The critical question surrounding this study’s validity is the comparability of the control and intervention group. Research has shown that patients who choose to enroll in a behavioral change program are more motivated to improve their behavior than are patients who do not enroll. As evidence of the differences in motivation between the two groups, 99% of patients in the intervention group and 25% in the control group were enrolled in a traditional disease management program. A second point of evidence of the presence of selection bias is that 74% of intervention patients were using an inhaled steroid versus 64% of control group subjects prior to program enrollment. Given these differences, the most one can confidently conclude from the study is that patients who chose to enroll in the program were more compliant with their steroids than patients who did not enroll. That difference is likely explained in part by selection bias and in part, by the copay waivers; but it is not possible to determine from the data how much each component contributed.

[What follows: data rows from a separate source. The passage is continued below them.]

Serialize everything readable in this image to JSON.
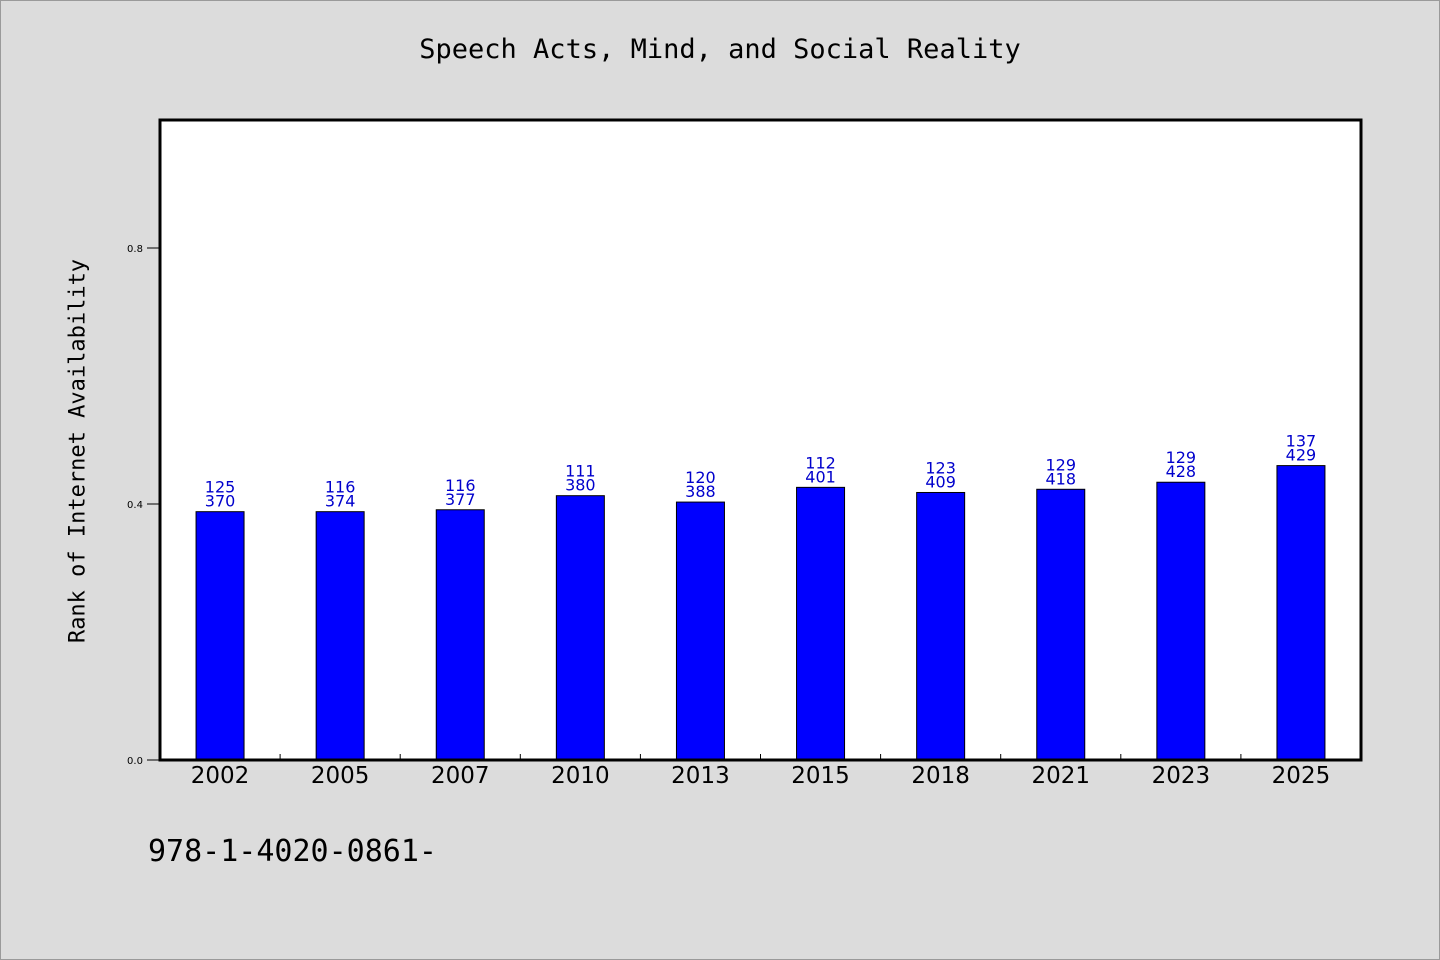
{
  "chart_data": {
    "type": "bar",
    "title": "Speech Acts, Mind, and Social Reality",
    "xlabel": "",
    "ylabel": "Rank of Internet Availability",
    "categories": [
      "2002",
      "2005",
      "2007",
      "2010",
      "2013",
      "2015",
      "2018",
      "2021",
      "2023",
      "2025"
    ],
    "values": [
      0.388,
      0.388,
      0.391,
      0.413,
      0.403,
      0.426,
      0.418,
      0.423,
      0.434,
      0.46
    ],
    "labels_top": [
      "125",
      "116",
      "116",
      "111",
      "120",
      "112",
      "123",
      "129",
      "129",
      "137"
    ],
    "labels_bottom": [
      "370",
      "374",
      "377",
      "380",
      "388",
      "401",
      "409",
      "418",
      "428",
      "429"
    ],
    "ylim": [
      0,
      1.0
    ],
    "yticks": [
      0.0,
      0.4,
      0.8
    ],
    "ytick_labels": [
      "0.0",
      "0.4",
      "0.8"
    ],
    "grid": false,
    "bar_color": "#0000ff",
    "label_color": "#0000cc"
  },
  "footnote": "978-1-4020-0861-"
}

Viewing these results in light of other studies of VBID provides further support of the flawed control group. VBID evaluations have found between a 2 to 4 percentage point increase in MPR following a copay waiver, depending on the therapy class. Yet, this study reported a 10 percentage point improvement, which is a 2.5 to 5-fold greater effect than previous studies. Advocates will likely argue that this improved effect size was due to the combination of copay waivers and education, but research on educational mailings suggests otherwise.
To the authors’ credit, they acknowledge the study’s key limitation and the fact that a stronger study would have compared this employer’s asthma patients (both enrolled and not enrolled in the program) to another employer population having comparable clinical and sociodemographics. Finding a comparable group can be challenging but not impossible and provides a much stronger study design for making a causal interpretation. I would expect this more robust type of comparison to show a compliance improvement anywhere from zero to 4 percentage points given what has been seen to date in other research.

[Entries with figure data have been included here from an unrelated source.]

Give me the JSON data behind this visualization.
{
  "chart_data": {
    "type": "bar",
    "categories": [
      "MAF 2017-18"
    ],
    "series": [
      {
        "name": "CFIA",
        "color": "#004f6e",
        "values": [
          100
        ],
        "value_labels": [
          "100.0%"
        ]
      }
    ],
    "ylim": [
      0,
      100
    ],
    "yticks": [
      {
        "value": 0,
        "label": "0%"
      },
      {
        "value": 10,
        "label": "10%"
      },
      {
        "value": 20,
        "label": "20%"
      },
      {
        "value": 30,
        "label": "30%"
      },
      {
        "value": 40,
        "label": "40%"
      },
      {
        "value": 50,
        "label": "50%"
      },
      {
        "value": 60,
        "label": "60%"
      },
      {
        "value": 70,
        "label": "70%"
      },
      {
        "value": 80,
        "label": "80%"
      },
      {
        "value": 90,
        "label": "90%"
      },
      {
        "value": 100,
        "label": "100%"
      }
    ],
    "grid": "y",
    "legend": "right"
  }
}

The study also examined asthma-related pharmacy and medical costs. After controlling for covariates and baseline differences in costs, the intervention group had a lower (but not significant) adjusted monthly cost at 12 months of follow-up compared with the control group ($18 vs. $23, respectively; p = .067). Asthma-related pharmacy costs were higher ($89 vs. $53, respectively; p <.001). Summing these two measures, total monthly asthma-related costs for the year after program implementation were higher for the intervention ($107) than for for the control group ($76). However, the authors never reported total asthma-related costs as I just did; and study abstract only mentions all-cause medical costs, reporting that pharmacy costs increased, other medical costs decreased, and there was no difference in overall costs.
The use of non-participants as a control group, while known to be a weak research design, sometimes occurs due to its convenience and employer preference but simply prohibits making any causal conclusions. The discussion of overall medical costs in the abstract as the primary endpoint rather than asthma-related medical costs may reflect a classic reporting bias or “spin” as others have called it. It is a questionable practice to watch for as I have seen it used in other pharmaceutical policy literature, such as step therapy evaluations, in the absence of any plausible explanation.